Clips of the fundraiser - it is still not clear who filmed or leaked them - were published by Mother Jones, a left-leaning, nonprofit news organization. They show Romney telling big wig donors the 47 percent of Americans who oppose him are people who are "dependent upon government, who believe that they are victims, who believe the government has a responsibility to care for them, who believe that they are entitled to health care, to food, to housing, to you-name-it. That that's an entitlement. And the government should give it to them. And they will vote for this president no matter what…These are people who pay no income tax."

VIDEO: Obama tells Russian president he'll have more flexibility after his election.

Apparently 90 minutes of closed-door conversation was not quite enough for Obama to get his message across to Russian President Medvedev.

As reporters were being ushered into the room following the leaders' meeting in Seoul, South Korea, this week, Obama's request for "space" on missile defense issues was accidentally transmitted to the press corps.

"On all these issues, but particularly missile defense, this, this can be solved but it's important for him to give me space," Obama said quietly, but audibly to Medvedev.

"Yeah, I understand. I understand your message about space. Space for you…" the Russian president responded.

Then Obama said: "This is my last election. After my election I have more flexibility."

"I understand," Medvedev said. "I will transmit this information to Vladimir."

Obama's likely general election rival Mitt Romney quickly jumped on the remarks, which he called "troubling" and "alarming."

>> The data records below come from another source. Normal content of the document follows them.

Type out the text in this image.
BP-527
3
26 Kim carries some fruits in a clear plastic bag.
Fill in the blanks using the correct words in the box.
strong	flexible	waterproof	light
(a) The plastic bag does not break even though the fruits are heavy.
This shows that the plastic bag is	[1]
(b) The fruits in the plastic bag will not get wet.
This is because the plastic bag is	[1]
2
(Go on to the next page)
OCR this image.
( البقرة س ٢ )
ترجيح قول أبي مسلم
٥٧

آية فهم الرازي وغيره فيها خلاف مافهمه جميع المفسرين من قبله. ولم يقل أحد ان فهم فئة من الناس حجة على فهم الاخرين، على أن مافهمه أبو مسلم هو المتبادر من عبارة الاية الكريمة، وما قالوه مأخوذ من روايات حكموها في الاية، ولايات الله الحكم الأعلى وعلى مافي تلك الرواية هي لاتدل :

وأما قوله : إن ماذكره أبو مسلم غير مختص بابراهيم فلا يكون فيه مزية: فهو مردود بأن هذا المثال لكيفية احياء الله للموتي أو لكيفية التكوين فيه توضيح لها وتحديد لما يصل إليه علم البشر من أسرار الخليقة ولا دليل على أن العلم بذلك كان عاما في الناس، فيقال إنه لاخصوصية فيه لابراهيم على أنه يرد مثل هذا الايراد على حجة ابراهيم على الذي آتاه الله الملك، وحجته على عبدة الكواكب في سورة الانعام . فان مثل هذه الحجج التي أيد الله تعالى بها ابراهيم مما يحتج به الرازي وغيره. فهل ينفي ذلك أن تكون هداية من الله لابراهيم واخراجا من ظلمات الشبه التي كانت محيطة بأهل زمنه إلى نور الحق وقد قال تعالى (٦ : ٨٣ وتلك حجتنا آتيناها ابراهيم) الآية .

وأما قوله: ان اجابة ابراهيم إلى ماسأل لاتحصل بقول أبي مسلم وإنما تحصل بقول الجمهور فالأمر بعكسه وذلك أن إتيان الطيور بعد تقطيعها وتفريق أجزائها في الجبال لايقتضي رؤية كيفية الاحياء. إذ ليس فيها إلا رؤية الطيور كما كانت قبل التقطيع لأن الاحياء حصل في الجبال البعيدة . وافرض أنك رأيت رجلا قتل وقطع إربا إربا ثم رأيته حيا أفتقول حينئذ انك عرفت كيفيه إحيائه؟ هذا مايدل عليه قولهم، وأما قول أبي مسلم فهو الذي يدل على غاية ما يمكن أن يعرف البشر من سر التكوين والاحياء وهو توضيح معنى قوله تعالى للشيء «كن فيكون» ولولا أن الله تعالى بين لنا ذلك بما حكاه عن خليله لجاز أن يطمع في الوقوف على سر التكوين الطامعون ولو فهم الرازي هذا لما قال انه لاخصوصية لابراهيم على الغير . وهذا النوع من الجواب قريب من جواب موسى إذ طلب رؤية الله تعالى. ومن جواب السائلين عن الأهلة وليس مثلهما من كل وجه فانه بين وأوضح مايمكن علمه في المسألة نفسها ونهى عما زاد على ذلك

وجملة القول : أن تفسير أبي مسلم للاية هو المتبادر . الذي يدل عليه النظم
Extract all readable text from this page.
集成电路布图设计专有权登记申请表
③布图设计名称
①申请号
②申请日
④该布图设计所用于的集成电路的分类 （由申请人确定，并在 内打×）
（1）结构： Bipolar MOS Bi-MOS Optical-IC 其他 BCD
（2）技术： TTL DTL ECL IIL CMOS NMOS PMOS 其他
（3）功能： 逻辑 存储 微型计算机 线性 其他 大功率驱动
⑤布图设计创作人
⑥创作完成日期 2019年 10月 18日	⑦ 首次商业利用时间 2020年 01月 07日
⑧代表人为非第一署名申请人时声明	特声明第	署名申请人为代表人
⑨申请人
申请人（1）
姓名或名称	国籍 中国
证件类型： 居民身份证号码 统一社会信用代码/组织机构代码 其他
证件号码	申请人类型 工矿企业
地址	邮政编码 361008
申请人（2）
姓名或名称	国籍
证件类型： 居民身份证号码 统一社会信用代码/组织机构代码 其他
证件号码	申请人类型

"This is no time for our president to be pulling his punches with the American people and not telling us what he's intending to do," Romney told supporters in California Monday.

Twitter also took hold of the exchange, injecting 140-chartacters of satire into Medvedev's promise that he "will transmit this information to Vladimir" and making "Vladimir" a trending top in the United States.

"I will retweet this tweet to Vladimir," one tweeter wrote.

"I will whisper this sweet nothing to Vladimir," another joked.

Obama and French on G20 Collision Course
AP Photo/Getty Images

Less than five months ago Obama found himself in a similarly embarrassing open mic controversy with another top foreign diplomat.

At November's G-20 Summit in France, a private conversation between Obama and French President Nicolas Sarkozy was accidentally broadcast to reporters when the pair's microphone was switched on too early for an upcoming event.